Many adults take childhood for granted. They feel as if by passing through it they have graduated from it, that they understand it. But in the words of the philosopher Jean-Jacques Rousseau: “We know nothing of childhood: and with our mistaken notions the further we advance the further we go astray. The wisest writers devote themselves to what a man ought to know, without asking what a child is capable of learning. They are always looking for the man in the child, without considering what he is before he becomes a man.”

Children are not only valuable for who they might become. They are valuable for who they are now, as human beings, as children. There are things they can do now that they cannot do later, and dangers they are more vulnerable to now than as adults. And while many of these dangers are old evils, there are some with more modern faces: online sexual exploitation, information manipulation and pandemics like COVID-19. And these dangers, old and new, must be met with concrete action that considers the special needs and evolving capacities of children. After all, our future is at stake.
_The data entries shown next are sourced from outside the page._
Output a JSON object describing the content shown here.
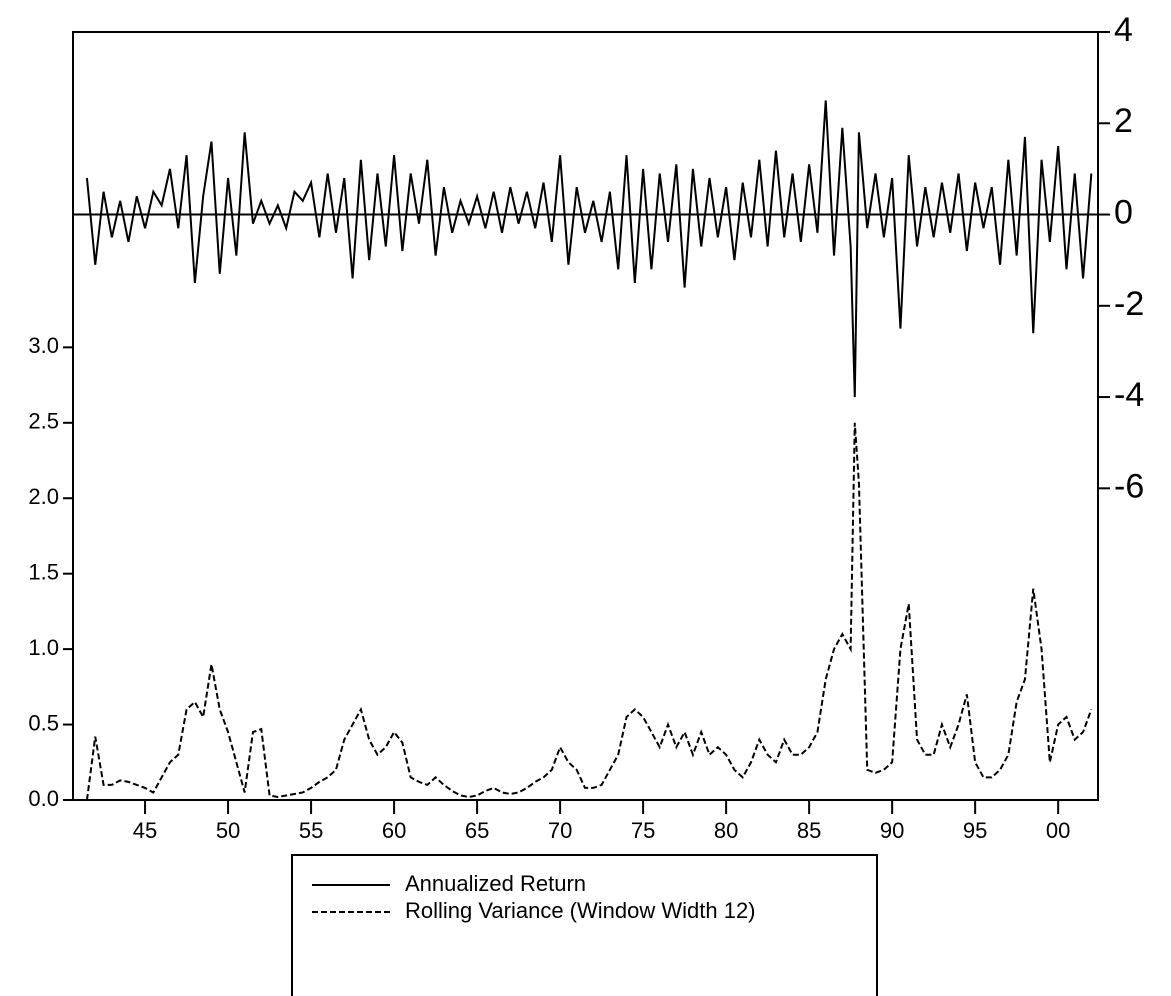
{
  "chart_data": {
    "type": "line",
    "x": [
      1941.5,
      1942,
      1942.5,
      1943,
      1943.5,
      1944,
      1944.5,
      1945,
      1945.5,
      1946,
      1946.5,
      1947,
      1947.5,
      1948,
      1948.5,
      1949,
      1949.5,
      1950,
      1950.5,
      1951,
      1951.5,
      1952,
      1952.5,
      1953,
      1953.5,
      1954,
      1954.5,
      1955,
      1955.5,
      1956,
      1956.5,
      1957,
      1957.5,
      1958,
      1958.5,
      1959,
      1959.5,
      1960,
      1960.5,
      1961,
      1961.5,
      1962,
      1962.5,
      1963,
      1963.5,
      1964,
      1964.5,
      1965,
      1965.5,
      1966,
      1966.5,
      1967,
      1967.5,
      1968,
      1968.5,
      1969,
      1969.5,
      1970,
      1970.5,
      1971,
      1971.5,
      1972,
      1972.5,
      1973,
      1973.5,
      1974,
      1974.5,
      1975,
      1975.5,
      1976,
      1976.5,
      1977,
      1977.5,
      1978,
      1978.5,
      1979,
      1979.5,
      1980,
      1980.5,
      1981,
      1981.5,
      1982,
      1982.5,
      1983,
      1983.5,
      1984,
      1984.5,
      1985,
      1985.5,
      1986,
      1986.5,
      1987,
      1987.5,
      1987.75,
      1988,
      1988.5,
      1989,
      1989.5,
      1990,
      1990.5,
      1991,
      1991.5,
      1992,
      1992.5,
      1993,
      1993.5,
      1994,
      1994.5,
      1995,
      1995.5,
      1996,
      1996.5,
      1997,
      1997.5,
      1998,
      1998.5,
      1999,
      1999.5,
      2000,
      2000.5,
      2001,
      2001.5,
      2002
    ],
    "series": [
      {
        "name": "Annualized Return",
        "color": "#000000",
        "line_style": "solid",
        "axis": "y2",
        "values": [
          0.8,
          -1.1,
          0.5,
          -0.5,
          0.3,
          -0.6,
          0.4,
          -0.3,
          0.5,
          0.2,
          1.0,
          -0.3,
          1.3,
          -1.5,
          0.4,
          1.6,
          -1.3,
          0.8,
          -0.9,
          1.8,
          -0.2,
          0.3,
          -0.2,
          0.2,
          -0.3,
          0.5,
          0.3,
          0.7,
          -0.5,
          0.9,
          -0.4,
          0.8,
          -1.4,
          1.2,
          -1.0,
          0.9,
          -0.7,
          1.3,
          -0.8,
          0.9,
          -0.2,
          1.2,
          -0.9,
          0.6,
          -0.4,
          0.3,
          -0.2,
          0.4,
          -0.3,
          0.5,
          -0.4,
          0.6,
          -0.2,
          0.5,
          -0.3,
          0.7,
          -0.6,
          1.3,
          -1.1,
          0.6,
          -0.4,
          0.3,
          -0.6,
          0.5,
          -1.2,
          1.3,
          -1.5,
          1.0,
          -1.2,
          0.9,
          -0.6,
          1.1,
          -1.6,
          1.0,
          -0.7,
          0.8,
          -0.5,
          0.6,
          -1.0,
          0.7,
          -0.5,
          1.2,
          -0.7,
          1.4,
          -0.5,
          0.9,
          -0.6,
          1.1,
          -0.4,
          2.5,
          -0.9,
          1.9,
          -0.7,
          -4.0,
          1.8,
          -0.3,
          0.9,
          -0.5,
          0.8,
          -2.5,
          1.3,
          -0.7,
          0.6,
          -0.5,
          0.7,
          -0.4,
          0.9,
          -0.8,
          0.7,
          -0.3,
          0.6,
          -1.1,
          1.2,
          -0.9,
          1.7,
          -2.6,
          1.2,
          -0.6,
          1.5,
          -1.2,
          0.9,
          -1.4,
          0.9
        ]
      },
      {
        "name": "Rolling Variance (Window Width 12)",
        "color": "#000000",
        "line_style": "dashed",
        "values": [
          0.0,
          0.42,
          0.1,
          0.1,
          0.13,
          0.12,
          0.1,
          0.08,
          0.05,
          0.15,
          0.25,
          0.3,
          0.6,
          0.65,
          0.55,
          0.9,
          0.6,
          0.45,
          0.25,
          0.05,
          0.45,
          0.47,
          0.03,
          0.02,
          0.03,
          0.04,
          0.05,
          0.08,
          0.12,
          0.15,
          0.2,
          0.4,
          0.5,
          0.6,
          0.4,
          0.3,
          0.35,
          0.45,
          0.38,
          0.15,
          0.12,
          0.1,
          0.15,
          0.1,
          0.06,
          0.03,
          0.02,
          0.03,
          0.06,
          0.08,
          0.05,
          0.04,
          0.05,
          0.08,
          0.12,
          0.15,
          0.2,
          0.35,
          0.25,
          0.2,
          0.08,
          0.08,
          0.1,
          0.2,
          0.3,
          0.55,
          0.6,
          0.55,
          0.45,
          0.35,
          0.5,
          0.35,
          0.45,
          0.3,
          0.45,
          0.3,
          0.35,
          0.3,
          0.2,
          0.15,
          0.25,
          0.4,
          0.3,
          0.25,
          0.4,
          0.3,
          0.3,
          0.35,
          0.45,
          0.8,
          1.0,
          1.1,
          1.0,
          2.5,
          2.1,
          0.2,
          0.18,
          0.2,
          0.25,
          1.0,
          1.3,
          0.4,
          0.3,
          0.3,
          0.5,
          0.35,
          0.5,
          0.7,
          0.25,
          0.15,
          0.15,
          0.2,
          0.3,
          0.65,
          0.8,
          1.4,
          1.0,
          0.25,
          0.5,
          0.55,
          0.4,
          0.45,
          0.6
        ]
      }
    ],
    "xlim": [
      1940.66,
      2002.4
    ],
    "xticks": [
      {
        "value": 1945,
        "label": "45"
      },
      {
        "value": 1950,
        "label": "50"
      },
      {
        "value": 1955,
        "label": "55"
      },
      {
        "value": 1960,
        "label": "60"
      },
      {
        "value": 1965,
        "label": "65"
      },
      {
        "value": 1970,
        "label": "70"
      },
      {
        "value": 1975,
        "label": "75"
      },
      {
        "value": 1980,
        "label": "80"
      },
      {
        "value": 1985,
        "label": "85"
      },
      {
        "value": 1990,
        "label": "90"
      },
      {
        "value": 1995,
        "label": "95"
      },
      {
        "value": 2000,
        "label": "00"
      }
    ],
    "ylim": [
      0,
      5.09
    ],
    "yticks": [
      {
        "value": 0,
        "label": "0.0"
      },
      0.5,
      {
        "value": 1,
        "label": "1.0"
      },
      1.5,
      {
        "value": 2,
        "label": "2.0"
      },
      2.5,
      {
        "value": 3,
        "label": "3.0"
      }
    ],
    "y2lim": [
      -12.83,
      4
    ],
    "y2ticks": [
      4,
      2,
      0,
      -2,
      -4,
      -6
    ],
    "zero_line": true,
    "legend": "bottom"
  }
}
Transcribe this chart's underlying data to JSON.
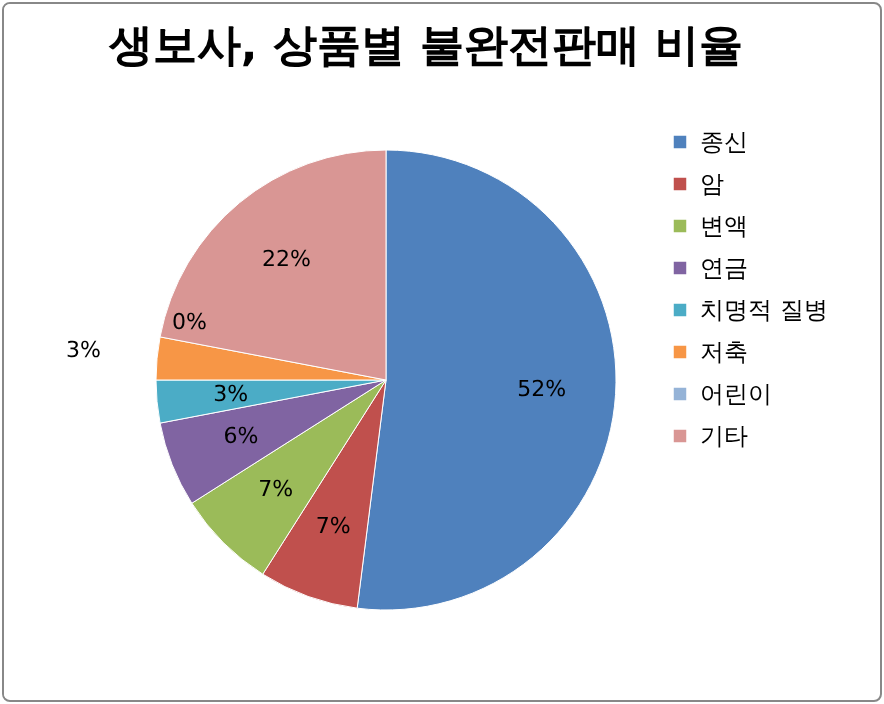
{
  "chart_data": {
    "type": "pie",
    "title": "생보사, 상품별 불완전판매 비율",
    "categories": [
      "종신",
      "암",
      "변액",
      "연금",
      "치명적 질병",
      "저축",
      "어린이",
      "기타"
    ],
    "values": [
      52,
      7,
      7,
      6,
      3,
      3,
      0,
      22
    ],
    "value_labels": [
      "52%",
      "7%",
      "7%",
      "6%",
      "3%",
      "3%",
      "0%",
      "22%"
    ],
    "colors": [
      "#4f81bd",
      "#c0504d",
      "#9bbb59",
      "#8064a2",
      "#4bacc6",
      "#f79646",
      "#95b3d7",
      "#d99694"
    ],
    "legend": "right"
  }
}
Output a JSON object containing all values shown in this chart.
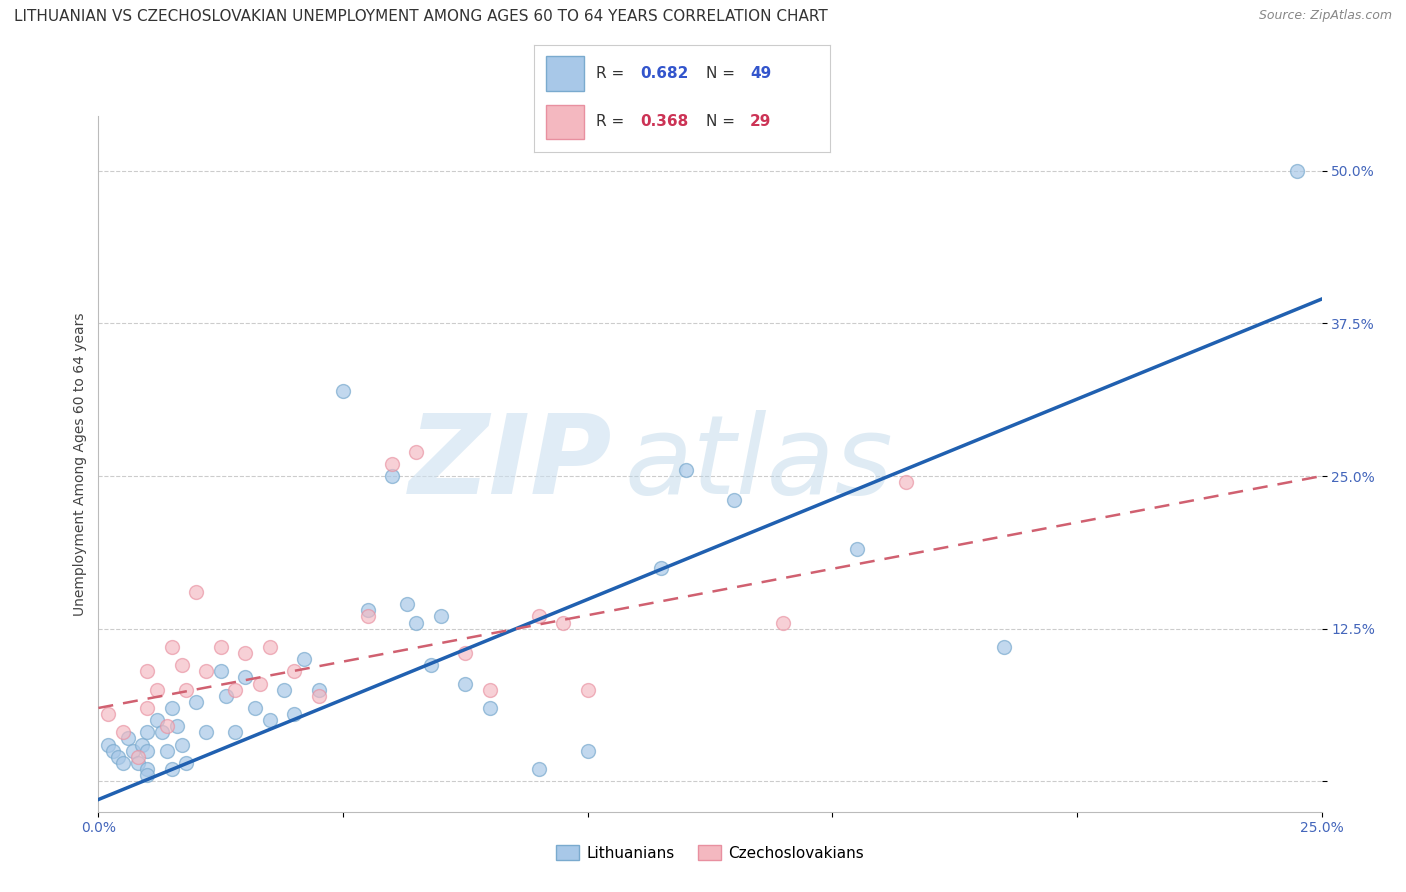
{
  "title": "LITHUANIAN VS CZECHOSLOVAKIAN UNEMPLOYMENT AMONG AGES 60 TO 64 YEARS CORRELATION CHART",
  "source": "Source: ZipAtlas.com",
  "ylabel": "Unemployment Among Ages 60 to 64 years",
  "xlim": [
    0.0,
    0.25
  ],
  "ylim": [
    -0.025,
    0.545
  ],
  "xticks": [
    0.0,
    0.05,
    0.1,
    0.15,
    0.2,
    0.25
  ],
  "xticklabels": [
    "0.0%",
    "",
    "",
    "",
    "",
    "25.0%"
  ],
  "yticks": [
    0.0,
    0.125,
    0.25,
    0.375,
    0.5
  ],
  "yticklabels": [
    "",
    "12.5%",
    "25.0%",
    "37.5%",
    "50.0%"
  ],
  "blue_R": "0.682",
  "blue_N": "49",
  "pink_R": "0.368",
  "pink_N": "29",
  "blue_color": "#a8c8e8",
  "pink_color": "#f4b8c0",
  "blue_edge_color": "#7aaace",
  "pink_edge_color": "#e890a0",
  "blue_line_color": "#2060b0",
  "pink_line_color": "#d06070",
  "grid_color": "#cccccc",
  "legend_labels": [
    "Lithuanians",
    "Czechoslovakians"
  ],
  "blue_scatter_x": [
    0.002,
    0.003,
    0.004,
    0.005,
    0.006,
    0.007,
    0.008,
    0.009,
    0.01,
    0.01,
    0.01,
    0.01,
    0.012,
    0.013,
    0.014,
    0.015,
    0.015,
    0.016,
    0.017,
    0.018,
    0.02,
    0.022,
    0.025,
    0.026,
    0.028,
    0.03,
    0.032,
    0.035,
    0.038,
    0.04,
    0.042,
    0.045,
    0.05,
    0.055,
    0.06,
    0.063,
    0.065,
    0.068,
    0.07,
    0.075,
    0.08,
    0.09,
    0.1,
    0.115,
    0.12,
    0.13,
    0.155,
    0.185,
    0.245
  ],
  "blue_scatter_y": [
    0.03,
    0.025,
    0.02,
    0.015,
    0.035,
    0.025,
    0.015,
    0.03,
    0.04,
    0.01,
    0.025,
    0.005,
    0.05,
    0.04,
    0.025,
    0.06,
    0.01,
    0.045,
    0.03,
    0.015,
    0.065,
    0.04,
    0.09,
    0.07,
    0.04,
    0.085,
    0.06,
    0.05,
    0.075,
    0.055,
    0.1,
    0.075,
    0.32,
    0.14,
    0.25,
    0.145,
    0.13,
    0.095,
    0.135,
    0.08,
    0.06,
    0.01,
    0.025,
    0.175,
    0.255,
    0.23,
    0.19,
    0.11,
    0.5
  ],
  "pink_scatter_x": [
    0.002,
    0.005,
    0.008,
    0.01,
    0.01,
    0.012,
    0.014,
    0.015,
    0.017,
    0.018,
    0.02,
    0.022,
    0.025,
    0.028,
    0.03,
    0.033,
    0.035,
    0.04,
    0.045,
    0.055,
    0.06,
    0.065,
    0.075,
    0.08,
    0.09,
    0.095,
    0.1,
    0.14,
    0.165
  ],
  "pink_scatter_y": [
    0.055,
    0.04,
    0.02,
    0.09,
    0.06,
    0.075,
    0.045,
    0.11,
    0.095,
    0.075,
    0.155,
    0.09,
    0.11,
    0.075,
    0.105,
    0.08,
    0.11,
    0.09,
    0.07,
    0.135,
    0.26,
    0.27,
    0.105,
    0.075,
    0.135,
    0.13,
    0.075,
    0.13,
    0.245
  ],
  "blue_line_x0": 0.0,
  "blue_line_x1": 0.25,
  "blue_line_y0": -0.015,
  "blue_line_y1": 0.395,
  "pink_line_x0": 0.0,
  "pink_line_x1": 0.25,
  "pink_line_y0": 0.06,
  "pink_line_y1": 0.25,
  "title_fontsize": 11,
  "source_fontsize": 9,
  "ylabel_fontsize": 10,
  "tick_fontsize": 10,
  "legend_fontsize": 11,
  "marker_size": 100
}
The future isn’t a far away fantasy filled with interstellar travel or giant robots. The future is the joy in my daughter’s face when she tells me what she’s going to be when she grows up. The future is a boy who isn’t getting enough to eat but works to provide for his siblings. The future is an infant crying as he receives his first vaccination.

The future is now – it is embodied in our children, with present needs, and with a claim to a better world than the one they are growing up in. For those of us who hold the reins of the present – adults and states alike – a better tomorrow makes concrete demands on us today.